The Alaska House Community and Regional Affairs committee heard public testimony this week about House Concurrent Resolution 19, a resolution to urge Governor Walker to issue an administrative order recognizing a linguistic emergency for Alaska Native languages.
The resolution’s primary sponsor, Rep. Dan Ortiz of Ketchikan opened the Tuesday morning hearing with a statement on the resolution. He cited a warning by the Alaska Native Language Preservation and Advisory Council, a council the state created in 2012, that most Alaska Native languages are predicted to become extinct or dormant by the end of the century.
“The loss of language represents the loss of a critical piece of our history, culture and way of life. I respectfully request the legislature join me in support of ANLPAC and the languages that represent intergenerational knowledge,” Ortiz concluded.
Rep. Bryce Edgmon of Dillingham is a co-sponsor on the bill.
As about 10 people of different tribal affiliations and backgrounds spoke at the hearing, colonialism as a cause of language decline was a key theme. Xh’unei Lance Twitchell, who teaches Alaska Native languages at the University of Alaska Southeast, related the stories he heard from elders about punishments they received for speaking their native languages at schools in past decades, when native languages were disallowed from public schools.

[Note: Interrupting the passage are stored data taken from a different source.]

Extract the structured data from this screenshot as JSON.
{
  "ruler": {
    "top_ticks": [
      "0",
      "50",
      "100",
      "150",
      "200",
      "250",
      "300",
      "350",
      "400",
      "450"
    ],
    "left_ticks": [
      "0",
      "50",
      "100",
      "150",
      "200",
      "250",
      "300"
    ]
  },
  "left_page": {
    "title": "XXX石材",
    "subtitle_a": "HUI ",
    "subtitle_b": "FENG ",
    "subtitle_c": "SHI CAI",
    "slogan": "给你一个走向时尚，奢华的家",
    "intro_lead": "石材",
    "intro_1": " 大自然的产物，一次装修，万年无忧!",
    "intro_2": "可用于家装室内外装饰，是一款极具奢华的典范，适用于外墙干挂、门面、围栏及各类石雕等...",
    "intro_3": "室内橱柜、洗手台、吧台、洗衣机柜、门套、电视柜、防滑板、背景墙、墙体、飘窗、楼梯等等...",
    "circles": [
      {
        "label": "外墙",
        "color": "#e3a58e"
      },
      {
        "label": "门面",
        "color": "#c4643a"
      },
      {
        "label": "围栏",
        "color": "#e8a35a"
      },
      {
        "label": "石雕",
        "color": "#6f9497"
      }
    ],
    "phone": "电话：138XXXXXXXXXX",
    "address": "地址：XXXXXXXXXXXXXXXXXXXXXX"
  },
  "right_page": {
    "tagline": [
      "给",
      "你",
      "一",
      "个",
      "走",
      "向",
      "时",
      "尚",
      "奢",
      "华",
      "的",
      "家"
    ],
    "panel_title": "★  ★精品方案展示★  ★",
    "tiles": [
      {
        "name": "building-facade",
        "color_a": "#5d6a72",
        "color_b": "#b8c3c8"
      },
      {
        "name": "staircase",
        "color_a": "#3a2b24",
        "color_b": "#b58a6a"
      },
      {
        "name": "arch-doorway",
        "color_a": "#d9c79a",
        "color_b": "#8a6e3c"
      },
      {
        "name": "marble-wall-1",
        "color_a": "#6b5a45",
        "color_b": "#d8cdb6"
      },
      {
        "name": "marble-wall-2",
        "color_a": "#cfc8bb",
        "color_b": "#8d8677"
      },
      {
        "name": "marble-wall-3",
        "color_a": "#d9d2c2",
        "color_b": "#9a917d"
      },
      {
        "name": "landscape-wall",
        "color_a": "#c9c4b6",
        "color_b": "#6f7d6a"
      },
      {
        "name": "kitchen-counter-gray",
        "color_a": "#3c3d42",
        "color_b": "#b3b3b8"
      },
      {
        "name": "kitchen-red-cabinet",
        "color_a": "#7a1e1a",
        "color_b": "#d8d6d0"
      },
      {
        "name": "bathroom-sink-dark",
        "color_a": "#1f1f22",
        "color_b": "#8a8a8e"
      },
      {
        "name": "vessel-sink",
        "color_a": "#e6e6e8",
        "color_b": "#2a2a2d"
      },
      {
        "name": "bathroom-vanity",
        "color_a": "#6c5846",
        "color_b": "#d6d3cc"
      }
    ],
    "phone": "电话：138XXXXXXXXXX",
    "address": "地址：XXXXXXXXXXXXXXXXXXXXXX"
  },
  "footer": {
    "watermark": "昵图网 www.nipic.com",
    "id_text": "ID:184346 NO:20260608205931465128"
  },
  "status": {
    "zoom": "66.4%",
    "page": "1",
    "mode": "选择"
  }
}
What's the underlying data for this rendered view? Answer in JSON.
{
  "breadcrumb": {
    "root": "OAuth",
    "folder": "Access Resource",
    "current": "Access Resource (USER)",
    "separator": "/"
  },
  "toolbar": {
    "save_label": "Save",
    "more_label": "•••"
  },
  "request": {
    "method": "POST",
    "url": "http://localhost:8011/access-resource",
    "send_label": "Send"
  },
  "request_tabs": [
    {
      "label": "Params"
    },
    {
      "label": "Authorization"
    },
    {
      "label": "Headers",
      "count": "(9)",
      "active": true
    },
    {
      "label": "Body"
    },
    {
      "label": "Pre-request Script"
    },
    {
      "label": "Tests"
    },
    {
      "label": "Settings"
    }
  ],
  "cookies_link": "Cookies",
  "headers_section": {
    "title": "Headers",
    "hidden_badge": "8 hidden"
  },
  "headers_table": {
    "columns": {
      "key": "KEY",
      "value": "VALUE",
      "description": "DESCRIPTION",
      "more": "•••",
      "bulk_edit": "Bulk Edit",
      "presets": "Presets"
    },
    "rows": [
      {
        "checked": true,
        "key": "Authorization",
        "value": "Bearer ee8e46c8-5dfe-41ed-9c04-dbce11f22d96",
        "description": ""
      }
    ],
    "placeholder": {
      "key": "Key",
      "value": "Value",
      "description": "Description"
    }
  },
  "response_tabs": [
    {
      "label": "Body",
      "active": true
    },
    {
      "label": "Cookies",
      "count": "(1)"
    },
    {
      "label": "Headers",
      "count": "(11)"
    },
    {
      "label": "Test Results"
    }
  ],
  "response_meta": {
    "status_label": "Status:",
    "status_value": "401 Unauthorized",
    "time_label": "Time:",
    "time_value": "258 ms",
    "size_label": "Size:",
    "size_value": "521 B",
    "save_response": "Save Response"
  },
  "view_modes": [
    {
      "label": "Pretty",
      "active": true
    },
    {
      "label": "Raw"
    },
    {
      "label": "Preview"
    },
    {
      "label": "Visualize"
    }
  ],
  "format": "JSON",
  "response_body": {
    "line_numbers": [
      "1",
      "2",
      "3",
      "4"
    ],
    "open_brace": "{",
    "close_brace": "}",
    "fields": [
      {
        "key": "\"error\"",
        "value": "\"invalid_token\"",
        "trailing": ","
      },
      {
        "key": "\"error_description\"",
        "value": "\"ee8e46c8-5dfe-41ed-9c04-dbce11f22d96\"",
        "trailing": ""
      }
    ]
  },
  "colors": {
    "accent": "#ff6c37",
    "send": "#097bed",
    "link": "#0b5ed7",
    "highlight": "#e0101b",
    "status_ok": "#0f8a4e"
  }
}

“It is a heavy thing what happened on our ancestral land. It really came upon us. This wonderful thing that was born on our land, our language, at one time they did not want it. They tried truly to kill all the languages that belonged to the children of the lands of Alaska. How horribly we suffered at that time. How horribly we suffer today…It will no longer be this way... My grandchildren, they are not going to know lonesomeness for our language” Twitchell said. He spoke first in Tglingit and then in English.
As the meeting’s allotted time was entirely filled by testimony, committee member input was limited to asking questions of those who testified. Committee member, Rep. Dan Saddler of Eagle River, pressed several who testified about what specific government involvement in language preservation they hope to see in the future.
Twitchell, who is an ANLPAC council member, summarized ANLPAC recommendations for state action. Those recommendations included state sponsored native language learning programs for children and adults, a comprehensive survey of native languages and speakers in the state and placement of native language in public spaces.
All those who testified on Tuesday spoke in favor of the resolution.